Гипнотизер извинился перед публикой, подождал, пока Рита пересадила Бубенцова из первого во второй ряд, и подошел к нему. «Вам хочется спать. Вы засыпаете. Вы спите..» Слова были обычные, Феликс не вслушивался, он следил — за ясным, девически-светлым лицом Бубенцова.
Спал он или притворялся?.. Феликс поймал себя на том, что не сумел бы твердо ответить на этот вопрос. Taк же, как не ответил бы, глядя и на другие лица, не вызывавшие внешне никаких, вроде бы, подозрений.
Нет, подумал он, это было бы слишком...
Но, как ни странно, с той минуты он не мог побороть в себе недоверия ко всему, что происходило на сцене, будь то номер с цветами («Смотрите, сколько перед вами фиалок... Рвите их, рвите!..») или ограбление сберкассы («А вы кассир... Что же вы не зовете на помощь?.! Кричите: «Караул!..»). Оба номера, кстати, удались гипнотизеру отлично. Все смеялись. Однако Феликсу временами казалось, что у всех на виду происходит какой-то розыгрыш, кто-то кого-то разыгрывает, хотя не известно, кто и кого...
Во всяком случае, он подумал об этом, когда заметил, что между рядами, как огородник между грядками, прохаживается Рита, приглядываясь, наклоняясь, что-то приговаривая... «Не улыбайтесь... Сохраняйте серьезность...»— донеслось до него.
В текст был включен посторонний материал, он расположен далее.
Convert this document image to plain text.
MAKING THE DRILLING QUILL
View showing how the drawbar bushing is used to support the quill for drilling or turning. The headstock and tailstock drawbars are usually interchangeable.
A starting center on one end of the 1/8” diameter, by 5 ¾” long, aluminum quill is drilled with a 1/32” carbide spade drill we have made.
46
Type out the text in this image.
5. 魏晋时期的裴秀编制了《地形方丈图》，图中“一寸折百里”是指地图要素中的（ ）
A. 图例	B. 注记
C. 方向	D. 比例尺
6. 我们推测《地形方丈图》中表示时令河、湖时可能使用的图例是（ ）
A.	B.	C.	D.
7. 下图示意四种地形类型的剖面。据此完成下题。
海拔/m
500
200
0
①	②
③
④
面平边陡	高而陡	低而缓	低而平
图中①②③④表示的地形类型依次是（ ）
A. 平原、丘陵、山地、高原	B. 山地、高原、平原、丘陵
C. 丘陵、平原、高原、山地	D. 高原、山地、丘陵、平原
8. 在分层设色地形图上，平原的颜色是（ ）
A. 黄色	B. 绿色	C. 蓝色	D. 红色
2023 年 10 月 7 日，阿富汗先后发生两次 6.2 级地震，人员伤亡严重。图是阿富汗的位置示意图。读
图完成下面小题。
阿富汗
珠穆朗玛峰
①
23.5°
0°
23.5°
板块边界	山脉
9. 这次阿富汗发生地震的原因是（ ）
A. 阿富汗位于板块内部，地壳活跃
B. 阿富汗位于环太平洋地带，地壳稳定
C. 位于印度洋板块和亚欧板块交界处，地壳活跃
— Встаньте,— сказал Гронский.
И Айдар Надиров поднялся.
— Подойдите ко мне.
Айдар подошел.
— По-моему, вы заядлый рыбак, не правда ли?— сказал Гронский.— Вы любите рыбную ловлю... Ведь я угадал, вы любите ловить рыбу?..
— Люблю,— с усилием выжал Айдар и облизнул губы.
Дальше все шло как по-писаному. Айдар насаживал на крючок червя, закидывал удочку, подтверждал, что от поплавка расходятся круги, что клюет, что на леске бьется большая рыба... Но уж слишком... Уж слишком, кинулось Феликсу в глаза, шло все «как по-писаному», хотя кого-кого, а Надирова в подыгрывании было не заподозрить... Но Феликсу вспомнилась Айгуль, ее горячность, почти неистовость в том споре, который возник в номере Гронского,— и все, что произошло затем... Возможно,— натуры прямые, бескомпромиссны первыми же и поддаются...— подумалось ему.
Тем не менее в тот момент, когда Айдар возвратился к своему месту («Три шага вперед... Еще пол-шага... Повернитесь кругом... Теперь сядьте...»), Феликс заметил, как тяжелые веки у него шевельнулись, между ними полыхнул черный огонь.
Айдар сел, отвалился на спинку стула, кинул на колени увесистые кулаки. К Надирову тут же, шурша платьем, скользнула Рита. Она что-то шепнула ему, поправила неловко запрокинутую голову, потом нагнулась к соседу, громко похрапывающему, дождалась, пока тот затих, и нырнула за кулису. Спиридонов куда-то исчез, Феликс был один.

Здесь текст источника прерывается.